Случалось и Степану во время скитаний читать свои листовки. Он читал их так, словно впервые видел, - жадно, как все. Наклеенная на заборе листовка вызывала и в нем новый прилив веры. И он искал в ней между строк, им же самим написанных, новые факты.
Смерти он не боялся. Он и не думал о ней теперь, будто ее и не было вовсе, будто люди ее, как и бога, выдумали себе на страх. Он не боялся, что его узнают на большой дороге. В седом, бородатом, рваном мужике теперь не узнать Степана Яценко. Могут выдать? Ну что ж. Значит, плохо подобрал людей, плохо воспитал, виноватить некого.
Он теперь редко бывал у себя в штаб-квартире, жил на большой дороге, на людях, среди тачечников и бродяг, внезапно появлялся на шахтах и в поселках и так же внезапно исчезал. Иногда верным людям он назначал встречи на дороге и на свидание всегда приходил в срок.

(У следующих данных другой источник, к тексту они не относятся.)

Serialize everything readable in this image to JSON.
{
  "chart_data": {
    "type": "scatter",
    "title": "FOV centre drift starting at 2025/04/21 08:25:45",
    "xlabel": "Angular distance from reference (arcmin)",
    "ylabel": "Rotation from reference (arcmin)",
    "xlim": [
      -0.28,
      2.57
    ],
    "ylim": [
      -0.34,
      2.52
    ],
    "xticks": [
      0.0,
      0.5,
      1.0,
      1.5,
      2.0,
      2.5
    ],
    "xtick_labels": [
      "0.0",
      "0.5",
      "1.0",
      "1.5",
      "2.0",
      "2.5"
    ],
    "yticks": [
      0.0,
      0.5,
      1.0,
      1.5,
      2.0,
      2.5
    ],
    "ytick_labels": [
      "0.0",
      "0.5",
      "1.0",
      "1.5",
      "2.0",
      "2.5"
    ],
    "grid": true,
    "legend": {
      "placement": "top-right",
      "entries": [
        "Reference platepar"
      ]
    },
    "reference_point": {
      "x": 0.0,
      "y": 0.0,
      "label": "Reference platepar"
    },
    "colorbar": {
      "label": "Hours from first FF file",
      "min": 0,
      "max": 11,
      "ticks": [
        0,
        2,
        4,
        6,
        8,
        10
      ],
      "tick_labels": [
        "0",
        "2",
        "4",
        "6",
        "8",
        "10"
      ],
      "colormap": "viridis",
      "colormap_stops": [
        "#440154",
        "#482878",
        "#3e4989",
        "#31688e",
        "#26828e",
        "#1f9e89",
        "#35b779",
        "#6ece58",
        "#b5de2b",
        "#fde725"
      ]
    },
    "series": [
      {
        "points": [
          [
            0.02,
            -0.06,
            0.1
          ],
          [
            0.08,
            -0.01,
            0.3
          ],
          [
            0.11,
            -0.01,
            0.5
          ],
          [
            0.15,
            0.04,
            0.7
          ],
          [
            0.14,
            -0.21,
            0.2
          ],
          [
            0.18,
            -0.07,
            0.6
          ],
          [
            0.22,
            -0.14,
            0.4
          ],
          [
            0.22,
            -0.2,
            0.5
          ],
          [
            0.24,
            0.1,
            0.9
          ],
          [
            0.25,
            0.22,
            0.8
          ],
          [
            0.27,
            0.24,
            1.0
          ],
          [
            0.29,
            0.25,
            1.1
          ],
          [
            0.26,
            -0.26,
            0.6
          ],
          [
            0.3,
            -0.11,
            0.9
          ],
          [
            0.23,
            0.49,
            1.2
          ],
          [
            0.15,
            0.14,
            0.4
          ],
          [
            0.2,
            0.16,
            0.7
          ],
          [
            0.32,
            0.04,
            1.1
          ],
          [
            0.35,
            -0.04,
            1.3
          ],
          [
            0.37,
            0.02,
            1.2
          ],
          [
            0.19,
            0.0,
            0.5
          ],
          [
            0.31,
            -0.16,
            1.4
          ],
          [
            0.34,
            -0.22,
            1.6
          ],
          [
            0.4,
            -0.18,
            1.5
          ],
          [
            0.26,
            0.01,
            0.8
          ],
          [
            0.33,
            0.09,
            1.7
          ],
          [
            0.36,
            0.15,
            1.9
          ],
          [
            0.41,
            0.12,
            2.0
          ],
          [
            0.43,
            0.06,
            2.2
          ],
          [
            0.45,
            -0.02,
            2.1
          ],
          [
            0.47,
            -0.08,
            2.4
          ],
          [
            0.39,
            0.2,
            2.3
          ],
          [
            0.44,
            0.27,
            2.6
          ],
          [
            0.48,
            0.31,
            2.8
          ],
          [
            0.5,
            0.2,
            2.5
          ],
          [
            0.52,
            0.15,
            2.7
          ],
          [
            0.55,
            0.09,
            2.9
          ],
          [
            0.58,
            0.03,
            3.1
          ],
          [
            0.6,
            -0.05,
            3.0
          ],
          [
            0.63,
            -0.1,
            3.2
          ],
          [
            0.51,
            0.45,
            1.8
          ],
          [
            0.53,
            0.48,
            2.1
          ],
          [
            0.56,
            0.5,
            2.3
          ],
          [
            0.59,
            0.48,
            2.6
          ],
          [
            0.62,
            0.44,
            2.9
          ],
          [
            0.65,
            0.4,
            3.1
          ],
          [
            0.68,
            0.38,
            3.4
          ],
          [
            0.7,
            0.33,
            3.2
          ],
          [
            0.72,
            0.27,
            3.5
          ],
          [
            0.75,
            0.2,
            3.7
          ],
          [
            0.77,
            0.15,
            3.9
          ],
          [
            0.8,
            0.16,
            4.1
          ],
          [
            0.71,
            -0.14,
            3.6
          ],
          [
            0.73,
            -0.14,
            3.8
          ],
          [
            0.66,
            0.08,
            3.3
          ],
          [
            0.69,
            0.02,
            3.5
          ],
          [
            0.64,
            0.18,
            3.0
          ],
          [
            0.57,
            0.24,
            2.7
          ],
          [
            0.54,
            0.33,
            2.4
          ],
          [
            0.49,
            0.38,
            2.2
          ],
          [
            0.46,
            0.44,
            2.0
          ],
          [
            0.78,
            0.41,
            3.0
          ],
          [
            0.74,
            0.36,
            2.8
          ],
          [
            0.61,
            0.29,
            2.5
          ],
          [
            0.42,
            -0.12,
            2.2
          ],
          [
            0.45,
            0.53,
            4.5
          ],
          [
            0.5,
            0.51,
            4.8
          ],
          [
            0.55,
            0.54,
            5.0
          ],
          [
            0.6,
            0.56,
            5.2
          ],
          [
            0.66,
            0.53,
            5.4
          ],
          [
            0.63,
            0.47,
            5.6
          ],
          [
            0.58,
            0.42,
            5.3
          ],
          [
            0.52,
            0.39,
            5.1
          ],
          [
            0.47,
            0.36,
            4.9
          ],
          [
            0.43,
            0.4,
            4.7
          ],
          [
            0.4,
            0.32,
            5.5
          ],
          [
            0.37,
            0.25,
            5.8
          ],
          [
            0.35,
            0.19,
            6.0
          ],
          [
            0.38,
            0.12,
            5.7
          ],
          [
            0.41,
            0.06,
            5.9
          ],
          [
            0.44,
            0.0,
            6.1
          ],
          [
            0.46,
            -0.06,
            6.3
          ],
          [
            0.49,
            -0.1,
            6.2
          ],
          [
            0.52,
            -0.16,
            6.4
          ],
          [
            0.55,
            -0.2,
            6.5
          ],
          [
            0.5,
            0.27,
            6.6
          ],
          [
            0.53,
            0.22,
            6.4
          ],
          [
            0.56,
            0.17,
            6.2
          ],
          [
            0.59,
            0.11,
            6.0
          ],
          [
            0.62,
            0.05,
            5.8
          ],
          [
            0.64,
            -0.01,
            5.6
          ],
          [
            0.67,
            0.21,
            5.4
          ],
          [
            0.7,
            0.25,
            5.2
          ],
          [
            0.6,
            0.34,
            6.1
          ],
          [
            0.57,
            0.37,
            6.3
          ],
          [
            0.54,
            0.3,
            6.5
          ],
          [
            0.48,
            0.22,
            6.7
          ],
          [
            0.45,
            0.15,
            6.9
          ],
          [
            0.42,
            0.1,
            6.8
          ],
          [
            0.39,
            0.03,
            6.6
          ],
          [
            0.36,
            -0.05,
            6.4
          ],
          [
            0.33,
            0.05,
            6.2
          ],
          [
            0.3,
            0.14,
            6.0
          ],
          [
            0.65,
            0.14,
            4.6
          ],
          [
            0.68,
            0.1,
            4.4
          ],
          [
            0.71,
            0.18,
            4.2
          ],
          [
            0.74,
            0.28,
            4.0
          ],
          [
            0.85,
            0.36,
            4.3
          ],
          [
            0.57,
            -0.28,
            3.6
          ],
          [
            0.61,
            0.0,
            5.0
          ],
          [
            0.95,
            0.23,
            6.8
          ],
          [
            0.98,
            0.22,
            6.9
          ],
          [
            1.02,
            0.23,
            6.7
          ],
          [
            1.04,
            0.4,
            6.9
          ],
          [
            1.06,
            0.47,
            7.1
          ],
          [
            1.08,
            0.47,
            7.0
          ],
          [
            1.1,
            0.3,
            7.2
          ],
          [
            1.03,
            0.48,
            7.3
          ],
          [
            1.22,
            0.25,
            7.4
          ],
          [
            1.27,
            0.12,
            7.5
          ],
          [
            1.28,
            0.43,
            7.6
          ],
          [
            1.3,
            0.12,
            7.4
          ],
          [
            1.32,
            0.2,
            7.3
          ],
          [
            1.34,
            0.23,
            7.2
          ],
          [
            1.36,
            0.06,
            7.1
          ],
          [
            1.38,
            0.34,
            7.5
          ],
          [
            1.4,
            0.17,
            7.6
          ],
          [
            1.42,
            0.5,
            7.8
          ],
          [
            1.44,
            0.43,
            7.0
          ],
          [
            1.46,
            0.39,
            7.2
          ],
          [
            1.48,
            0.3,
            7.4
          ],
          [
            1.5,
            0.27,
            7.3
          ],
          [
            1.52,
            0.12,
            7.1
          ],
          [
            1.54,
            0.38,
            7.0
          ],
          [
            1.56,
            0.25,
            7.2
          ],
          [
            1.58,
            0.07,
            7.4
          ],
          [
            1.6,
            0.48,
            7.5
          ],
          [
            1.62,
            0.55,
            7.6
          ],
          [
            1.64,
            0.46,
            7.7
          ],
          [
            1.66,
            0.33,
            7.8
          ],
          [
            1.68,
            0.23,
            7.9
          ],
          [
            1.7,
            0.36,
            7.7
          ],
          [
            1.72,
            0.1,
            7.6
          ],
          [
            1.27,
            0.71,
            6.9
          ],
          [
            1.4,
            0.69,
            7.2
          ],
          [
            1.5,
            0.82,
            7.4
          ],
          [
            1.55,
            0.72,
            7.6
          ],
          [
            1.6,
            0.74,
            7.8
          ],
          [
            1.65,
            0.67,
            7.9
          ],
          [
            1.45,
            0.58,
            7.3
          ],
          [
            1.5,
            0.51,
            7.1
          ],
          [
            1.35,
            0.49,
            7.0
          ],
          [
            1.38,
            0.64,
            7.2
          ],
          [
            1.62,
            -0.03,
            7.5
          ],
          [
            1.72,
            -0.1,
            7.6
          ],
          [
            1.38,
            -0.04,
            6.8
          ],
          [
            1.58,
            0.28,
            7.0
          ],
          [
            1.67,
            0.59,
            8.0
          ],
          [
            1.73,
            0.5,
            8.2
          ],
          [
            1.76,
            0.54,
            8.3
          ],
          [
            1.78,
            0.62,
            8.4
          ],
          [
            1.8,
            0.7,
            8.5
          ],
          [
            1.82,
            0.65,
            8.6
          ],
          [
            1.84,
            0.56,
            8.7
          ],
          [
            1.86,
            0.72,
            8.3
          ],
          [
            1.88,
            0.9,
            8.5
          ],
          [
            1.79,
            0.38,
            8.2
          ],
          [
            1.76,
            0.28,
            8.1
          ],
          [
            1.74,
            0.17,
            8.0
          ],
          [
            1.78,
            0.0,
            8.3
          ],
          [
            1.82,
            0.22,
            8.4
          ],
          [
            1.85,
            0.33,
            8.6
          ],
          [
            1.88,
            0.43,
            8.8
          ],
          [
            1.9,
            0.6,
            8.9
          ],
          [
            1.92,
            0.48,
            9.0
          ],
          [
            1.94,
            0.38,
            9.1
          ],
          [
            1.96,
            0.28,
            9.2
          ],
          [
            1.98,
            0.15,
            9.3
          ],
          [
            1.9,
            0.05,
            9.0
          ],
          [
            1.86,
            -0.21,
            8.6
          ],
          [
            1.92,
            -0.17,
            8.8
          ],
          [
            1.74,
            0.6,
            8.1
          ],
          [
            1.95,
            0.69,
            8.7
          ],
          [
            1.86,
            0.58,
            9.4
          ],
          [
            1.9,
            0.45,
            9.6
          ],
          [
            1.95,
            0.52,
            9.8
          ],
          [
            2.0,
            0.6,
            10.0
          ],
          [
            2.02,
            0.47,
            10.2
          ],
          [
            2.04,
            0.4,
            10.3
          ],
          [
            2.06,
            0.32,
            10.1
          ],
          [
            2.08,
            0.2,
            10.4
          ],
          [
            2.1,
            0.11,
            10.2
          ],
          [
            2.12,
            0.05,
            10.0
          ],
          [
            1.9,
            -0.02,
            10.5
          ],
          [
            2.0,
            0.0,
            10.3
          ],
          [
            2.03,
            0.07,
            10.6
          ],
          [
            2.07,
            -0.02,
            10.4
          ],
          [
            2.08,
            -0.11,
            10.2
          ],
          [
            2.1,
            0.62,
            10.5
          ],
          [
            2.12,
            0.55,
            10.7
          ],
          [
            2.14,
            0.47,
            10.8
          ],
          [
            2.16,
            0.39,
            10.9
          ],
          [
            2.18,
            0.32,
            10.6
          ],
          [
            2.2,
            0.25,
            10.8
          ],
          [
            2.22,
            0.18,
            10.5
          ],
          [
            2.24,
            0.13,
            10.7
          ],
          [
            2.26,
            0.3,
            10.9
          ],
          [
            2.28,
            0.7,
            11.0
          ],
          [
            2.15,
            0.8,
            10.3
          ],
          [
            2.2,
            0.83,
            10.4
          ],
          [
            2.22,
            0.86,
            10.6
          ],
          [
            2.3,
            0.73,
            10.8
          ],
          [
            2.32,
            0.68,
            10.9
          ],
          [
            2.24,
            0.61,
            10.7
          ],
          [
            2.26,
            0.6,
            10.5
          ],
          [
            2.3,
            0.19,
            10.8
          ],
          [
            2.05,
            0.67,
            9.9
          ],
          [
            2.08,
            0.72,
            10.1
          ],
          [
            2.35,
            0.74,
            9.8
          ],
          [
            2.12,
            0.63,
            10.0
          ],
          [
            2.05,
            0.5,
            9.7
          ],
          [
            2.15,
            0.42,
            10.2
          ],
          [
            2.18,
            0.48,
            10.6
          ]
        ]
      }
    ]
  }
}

- А мы полицмейстера убили, - докладывал ему молодой кучерявый паренек, чем-то очень похожий на Васю Пчелинцева.
- Убили? Ну, молодцы, молодцы!
- Нам бы теперь, дядя Степан, - захлебываясь от восторга, говорил парень, - нам бы с партизанами связаться. Такой можно налет произвести!..
- Это подумать надо, - отвечал, почесывая щеку, Степан. - Так полицмейстера убили?
- Убили. Наповал.
- Хорошо, хорошо. Теперь, Василек, тебе придется идти служить в полицию.
- Мне? - бледнел паренек и растерянно улыбался. - Вы это шутите?